Emory School of Medicine
My Background research and training has covered several areas of cancer immunotherapy including adoptive immunotherapy clinical trials, development of Chimeric antigen receptor re-directed T lymphocytes (CARS) targeting various cancers.
Additionally I have worked in the laboratory to analyze G-CSF mobilized grafts for various immune suppressive cellular components, which helped in developing applications to deplete these immune suppressive cells and improve immune reconstitution post-transplant.
In the last 6 years I have opened five investigator initiated therapeutic trials in: autologous, allogeneic related, unrelated, and haplo identical hematopoietic stem cell transplants.
My primary area of interest is transplant immunology and applications to use both autologous and allogeneic transplants as platforms for cellular therapy and cancer immunotherapy. One exciting accomplishment is the low rate of aGVHD and good survival in MUDs with Tacrolimus/Sirolimus and Thymoglobulin Phase II trial. We observed encouraging long term outcomes with very low long term complication incidence and quality of life.
1- Depletion of immune suppressor cells from autologous graft with the goal of improving immune reconstitution and anti-tumor immune response post-transplant. In a small investigator initiated trial with immune correlative studies (day 15 lymphocyte/ monocyte recovery and phenotype), which can be compared with base line.

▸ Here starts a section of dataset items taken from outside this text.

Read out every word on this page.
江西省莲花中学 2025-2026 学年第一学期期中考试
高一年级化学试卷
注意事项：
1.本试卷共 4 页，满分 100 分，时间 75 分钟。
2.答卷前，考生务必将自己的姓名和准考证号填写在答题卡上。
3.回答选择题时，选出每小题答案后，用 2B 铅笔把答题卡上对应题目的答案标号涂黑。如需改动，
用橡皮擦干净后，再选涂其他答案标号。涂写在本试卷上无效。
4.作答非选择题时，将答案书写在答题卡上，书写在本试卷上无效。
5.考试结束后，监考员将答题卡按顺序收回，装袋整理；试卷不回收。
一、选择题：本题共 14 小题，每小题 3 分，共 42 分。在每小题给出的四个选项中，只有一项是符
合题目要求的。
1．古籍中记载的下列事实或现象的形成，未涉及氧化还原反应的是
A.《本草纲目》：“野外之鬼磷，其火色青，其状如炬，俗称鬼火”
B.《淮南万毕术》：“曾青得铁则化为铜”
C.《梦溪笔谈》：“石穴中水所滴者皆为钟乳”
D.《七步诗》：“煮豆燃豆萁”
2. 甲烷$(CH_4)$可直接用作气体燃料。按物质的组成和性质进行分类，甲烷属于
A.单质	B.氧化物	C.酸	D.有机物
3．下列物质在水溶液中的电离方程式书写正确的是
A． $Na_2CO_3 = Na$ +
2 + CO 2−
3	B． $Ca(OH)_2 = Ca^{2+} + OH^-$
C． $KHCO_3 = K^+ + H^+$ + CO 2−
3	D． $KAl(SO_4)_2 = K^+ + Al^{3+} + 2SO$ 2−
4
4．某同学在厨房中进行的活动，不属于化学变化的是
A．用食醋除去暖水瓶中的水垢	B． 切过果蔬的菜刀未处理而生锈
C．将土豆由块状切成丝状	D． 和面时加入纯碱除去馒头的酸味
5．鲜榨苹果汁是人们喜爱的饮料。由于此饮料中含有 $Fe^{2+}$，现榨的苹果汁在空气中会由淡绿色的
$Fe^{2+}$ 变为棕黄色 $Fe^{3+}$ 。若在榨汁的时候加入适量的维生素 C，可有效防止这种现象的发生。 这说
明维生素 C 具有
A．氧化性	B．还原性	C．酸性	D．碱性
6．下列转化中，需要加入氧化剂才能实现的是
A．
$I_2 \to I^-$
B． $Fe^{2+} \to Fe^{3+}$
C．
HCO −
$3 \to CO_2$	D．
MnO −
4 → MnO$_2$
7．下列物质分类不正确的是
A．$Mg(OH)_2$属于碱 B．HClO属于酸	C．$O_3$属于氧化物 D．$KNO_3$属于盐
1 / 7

Preliminary data can be used for a R21 proposal. Such trial has a potential of changing the paradigm of autologous transplant.
2- Prevention of GVHD both acute and chronic post unrelated transplants (From HLA 8/8 and 7/8 matched donors). Based on encouraging results we observed in reducing GVHD rates with triple immune suppression strategy, I hope to further develop this regimen to reduce non relapse mortality (NRM) at 1 and 5 years post-transplant. Reducing NRM without increasing relapse can improve overall transplant outcomes. Furthermore, this strategy can be well complemented with low dose DLI post-transplant to further prevent relapse.
3- Develop haploidentical transplant. I will focus on having a transplant platform of: enriched donor innate immune cells, enriched host homeostatic cytokines, and depleted donor adaptive immune cells early post-transplant. Such a platform will allow for in vivo donor innate cell activating interventions with the goal of generating allo reactive innate immune response (GVL) without GVHD.